Why the Downtown Eastside is Buzzing
Hives for Humanity is bringing bees—and community—to Vancouver’s most disadvantaged neighbourhood.
Vancouver’s Downtown Eastside seems like an unlikely place for anything green to thrive. Boarded-up storefronts line the crowded streets, where people camped in doorways try to protect themselves against the dampness and disorder. Yet for the past eight years, a Vancouver-based non-profit organization has built an inventive program to bring new life to this urban district, long considered one of Canada’s poorest postal codes. And it all started with bees.
Sarah Common and her mother Julia launched Hives for Humanity in 2012 to offer new opportunities to traditionally marginalized people in the Downtown Eastside (DTES). Their idea? Train local residents to work with bees.
“We’re trying to connect to people through nature, by working the land together,” explains Sarah Common, who was a community worker in the DTES at the time.
She had been volunteering in a DTES urban garden, when she began offering beekeeping instruction to local residents with her mother — a beekeeper — in 2012. The interest they received from the community inspired them to create an organization to expand this beekeeping training and build flower-filled gardens where bees could thrive.
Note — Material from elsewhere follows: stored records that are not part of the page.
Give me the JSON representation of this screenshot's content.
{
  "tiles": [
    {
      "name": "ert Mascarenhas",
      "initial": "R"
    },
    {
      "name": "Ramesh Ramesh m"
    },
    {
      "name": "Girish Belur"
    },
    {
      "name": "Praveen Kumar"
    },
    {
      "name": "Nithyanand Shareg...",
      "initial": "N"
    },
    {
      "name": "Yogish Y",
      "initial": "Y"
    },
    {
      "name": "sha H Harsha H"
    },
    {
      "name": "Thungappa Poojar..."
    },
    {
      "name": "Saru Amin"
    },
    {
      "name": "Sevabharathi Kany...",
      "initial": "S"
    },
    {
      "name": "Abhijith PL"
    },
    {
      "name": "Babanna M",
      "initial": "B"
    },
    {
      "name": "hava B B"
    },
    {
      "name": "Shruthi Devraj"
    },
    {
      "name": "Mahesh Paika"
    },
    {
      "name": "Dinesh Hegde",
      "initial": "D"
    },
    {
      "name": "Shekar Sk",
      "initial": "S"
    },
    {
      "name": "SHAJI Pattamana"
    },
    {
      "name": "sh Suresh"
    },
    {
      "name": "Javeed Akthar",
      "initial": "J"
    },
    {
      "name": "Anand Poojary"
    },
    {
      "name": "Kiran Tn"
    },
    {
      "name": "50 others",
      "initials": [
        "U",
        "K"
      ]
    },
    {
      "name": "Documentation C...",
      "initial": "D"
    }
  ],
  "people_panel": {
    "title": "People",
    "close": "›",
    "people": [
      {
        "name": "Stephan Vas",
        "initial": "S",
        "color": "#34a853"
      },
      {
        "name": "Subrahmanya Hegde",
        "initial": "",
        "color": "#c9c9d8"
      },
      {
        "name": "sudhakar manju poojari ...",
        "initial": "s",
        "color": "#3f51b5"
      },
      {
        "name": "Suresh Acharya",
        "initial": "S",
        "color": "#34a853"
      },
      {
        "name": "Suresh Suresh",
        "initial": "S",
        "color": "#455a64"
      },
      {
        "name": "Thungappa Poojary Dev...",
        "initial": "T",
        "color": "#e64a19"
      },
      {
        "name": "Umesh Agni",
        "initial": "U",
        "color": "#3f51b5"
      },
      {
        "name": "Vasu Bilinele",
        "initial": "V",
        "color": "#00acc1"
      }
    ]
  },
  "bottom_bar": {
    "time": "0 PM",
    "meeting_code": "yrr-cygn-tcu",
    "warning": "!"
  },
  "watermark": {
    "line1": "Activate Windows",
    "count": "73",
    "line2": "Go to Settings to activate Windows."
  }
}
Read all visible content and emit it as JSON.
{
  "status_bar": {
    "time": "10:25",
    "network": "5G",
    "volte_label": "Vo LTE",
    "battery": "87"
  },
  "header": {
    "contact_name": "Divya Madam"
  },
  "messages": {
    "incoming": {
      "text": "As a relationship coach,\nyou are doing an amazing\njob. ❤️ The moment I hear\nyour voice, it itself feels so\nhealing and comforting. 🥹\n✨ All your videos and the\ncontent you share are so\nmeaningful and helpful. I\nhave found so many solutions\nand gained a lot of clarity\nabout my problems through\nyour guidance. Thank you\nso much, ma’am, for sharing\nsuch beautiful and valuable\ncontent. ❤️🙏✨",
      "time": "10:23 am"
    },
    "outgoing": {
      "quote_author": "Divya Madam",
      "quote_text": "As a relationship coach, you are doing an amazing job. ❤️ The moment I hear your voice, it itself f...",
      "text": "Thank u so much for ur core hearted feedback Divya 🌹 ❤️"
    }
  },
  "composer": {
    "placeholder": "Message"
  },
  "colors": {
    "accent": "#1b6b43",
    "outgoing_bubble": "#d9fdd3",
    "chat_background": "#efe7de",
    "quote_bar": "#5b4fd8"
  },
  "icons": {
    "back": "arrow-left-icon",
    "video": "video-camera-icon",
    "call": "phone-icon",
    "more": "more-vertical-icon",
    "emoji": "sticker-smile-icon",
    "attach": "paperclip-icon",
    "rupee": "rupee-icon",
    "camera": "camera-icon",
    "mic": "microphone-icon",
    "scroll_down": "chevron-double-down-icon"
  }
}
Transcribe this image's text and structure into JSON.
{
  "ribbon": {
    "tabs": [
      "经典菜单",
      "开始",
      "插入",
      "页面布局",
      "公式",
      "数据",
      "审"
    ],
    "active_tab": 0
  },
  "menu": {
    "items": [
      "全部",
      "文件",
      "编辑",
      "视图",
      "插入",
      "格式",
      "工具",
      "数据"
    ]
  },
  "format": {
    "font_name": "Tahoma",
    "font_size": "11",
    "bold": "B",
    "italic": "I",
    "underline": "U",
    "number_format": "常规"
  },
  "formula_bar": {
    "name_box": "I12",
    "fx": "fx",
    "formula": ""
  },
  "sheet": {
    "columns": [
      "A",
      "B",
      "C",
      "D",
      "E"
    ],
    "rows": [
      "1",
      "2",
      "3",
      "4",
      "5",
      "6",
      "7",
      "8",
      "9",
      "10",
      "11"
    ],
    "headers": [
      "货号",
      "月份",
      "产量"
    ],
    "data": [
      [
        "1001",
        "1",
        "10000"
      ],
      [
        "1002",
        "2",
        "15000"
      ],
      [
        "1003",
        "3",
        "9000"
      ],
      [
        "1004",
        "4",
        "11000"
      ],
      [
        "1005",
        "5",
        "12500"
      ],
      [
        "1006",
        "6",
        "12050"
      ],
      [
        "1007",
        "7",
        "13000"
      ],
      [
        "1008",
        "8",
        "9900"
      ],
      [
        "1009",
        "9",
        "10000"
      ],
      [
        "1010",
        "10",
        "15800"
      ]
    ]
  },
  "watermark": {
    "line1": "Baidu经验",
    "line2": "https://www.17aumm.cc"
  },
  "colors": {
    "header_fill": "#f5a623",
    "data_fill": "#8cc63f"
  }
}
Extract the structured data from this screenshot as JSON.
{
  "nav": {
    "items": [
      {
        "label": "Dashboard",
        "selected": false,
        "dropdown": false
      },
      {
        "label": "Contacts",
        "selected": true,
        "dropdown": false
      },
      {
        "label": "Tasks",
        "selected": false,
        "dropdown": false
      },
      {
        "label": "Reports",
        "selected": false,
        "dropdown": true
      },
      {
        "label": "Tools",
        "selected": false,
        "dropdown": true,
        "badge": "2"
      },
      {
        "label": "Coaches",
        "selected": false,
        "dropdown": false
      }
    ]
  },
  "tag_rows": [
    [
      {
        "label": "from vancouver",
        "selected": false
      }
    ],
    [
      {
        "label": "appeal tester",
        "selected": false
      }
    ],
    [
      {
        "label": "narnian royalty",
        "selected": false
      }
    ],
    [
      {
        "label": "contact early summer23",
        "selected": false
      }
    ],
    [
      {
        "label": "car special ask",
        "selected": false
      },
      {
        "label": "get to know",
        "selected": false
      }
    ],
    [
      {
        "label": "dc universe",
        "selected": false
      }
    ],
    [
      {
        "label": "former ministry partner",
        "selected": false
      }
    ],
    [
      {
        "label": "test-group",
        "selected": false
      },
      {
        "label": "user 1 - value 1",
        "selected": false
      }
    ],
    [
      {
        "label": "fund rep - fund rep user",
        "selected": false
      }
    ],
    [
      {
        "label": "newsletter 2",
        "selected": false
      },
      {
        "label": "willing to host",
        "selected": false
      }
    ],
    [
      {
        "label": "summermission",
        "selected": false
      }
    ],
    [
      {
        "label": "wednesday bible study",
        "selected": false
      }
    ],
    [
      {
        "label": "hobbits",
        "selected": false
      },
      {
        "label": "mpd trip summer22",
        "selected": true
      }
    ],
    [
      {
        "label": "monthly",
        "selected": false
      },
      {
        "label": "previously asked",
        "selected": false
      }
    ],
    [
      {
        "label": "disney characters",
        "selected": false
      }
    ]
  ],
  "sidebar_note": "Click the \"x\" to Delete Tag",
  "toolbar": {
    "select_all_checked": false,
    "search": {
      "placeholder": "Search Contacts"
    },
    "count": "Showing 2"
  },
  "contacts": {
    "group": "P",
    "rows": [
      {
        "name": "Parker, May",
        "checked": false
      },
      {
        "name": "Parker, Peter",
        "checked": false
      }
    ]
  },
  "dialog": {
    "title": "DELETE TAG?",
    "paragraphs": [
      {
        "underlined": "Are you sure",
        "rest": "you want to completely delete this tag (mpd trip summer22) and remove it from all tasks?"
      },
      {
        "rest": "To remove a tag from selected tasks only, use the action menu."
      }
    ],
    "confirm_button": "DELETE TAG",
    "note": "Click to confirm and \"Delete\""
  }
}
Today, Hives manages over two dozen green spaces, including apiaries and “pollinator gardens” with flowers that nourish bees, at different locations throughout the region, including supportive housing sites, parks, and community centres. They have also launched a business that sells bee-based products, including producing and selling honey and beeswax candles, to help fund Hives.
By providing green space, a scarce resource in the disadvantaged district, along with opportunities for residents to learn new skills, Hives for Humanity has helped build a flourishing community of beekeepers and gardeners amid the challenges of poverty, homelessness, and drug addiction.
Learning to work with bees wasn’t easy, says Horace, a long-time Hives community member who asked to be identified only by his first name. “I’m still afraid a little bit,” he laughs.
But the organization has helped him learn new skills, from beekeeping to candle-making, and he now appreciates many of the bees’ unique traits. He says, “The best time to see the bees is when they’re getting born. It’s amazing. They fly right away and go to work. They don’t mess around!”
Perhaps more importantly, Horace, who grew up in Alberta, says that working with Hives for Humanity has kept him out of trouble — and out of jail. “I was in trouble all the time,” he recounts, “but all the time since I’ve been involved in this, I’ve been doing so good.”
Hives’ 2019 annual report describes their programming as “no-barrier,” meaning that people can join activities directly from the street. Although Hives has had to scale back its programs this past year due to the pandemic, in 2019, they offered 99 community beekeeping and related workshops serving more than 1,400 participants.
“We aren’t connected to where our food comes from, what it takes to plant a seed, to grow and care for that seed, to see that seed become a plant and flower and feed the bees,” says Common.
Ali, another member of the Hives community who also asked to use only her first name, says she appreciates how the honeys that bees in various neighbourhoods produce have distinct flavours, colours, and textures due to the different plants in each location.
Ali has positive memories, too, of her first time working in a community garden, even though “that’s when I had little sense of what it was like to learn about planting vegetables.” Not only did she begin gaining gardening skills, she says, she started to form what became long-lasting friendships with the people she was working with.
Hives has also partnered with organizations like the Vancouver Convention Centre and the Fairmont Waterfront Hotel to provide bees for the buildings’ rooftop hives. These relationships offer work opportunities for their program participants and help educate the public about Hives’ beekeeping work. For example, before the pandemic, the Fairmont offered tours of its “Chef’s Garden,” where guests learned about the herbs and other plants that the Fairmont chef uses in the hotel restaurant, as well as Hives’ honey-making operations.
Tara Taylor, who’s responsible for community engagement and development at Vancouver’s SpencerCreo Foundation — which supports social enterprises in the region — has worked with a number of local community organizations, including Hives for Humanity. She says that one of its strengths is the organization’s ability to provide a diverse range of training and experiences for its members.
“It’s kind of like honeycombs, which are all connected,” says Taylor. “Sarah and Hives have created these tranquil gardens and spaces where the rest of the world can be put on pause.” These oases are especially important in areas like the DTES where life for many residents can feel chaotic, she stresses. In Hives’ gardens, “people show up for the bees and for the connection.”
But maybe Horace sums it up best, when he explains that, through his work with Hives, he’s found a caring community that’s helped him in many different ways. As with people, he says, “If you love the bees and take care of the bees, they’ll love you back.”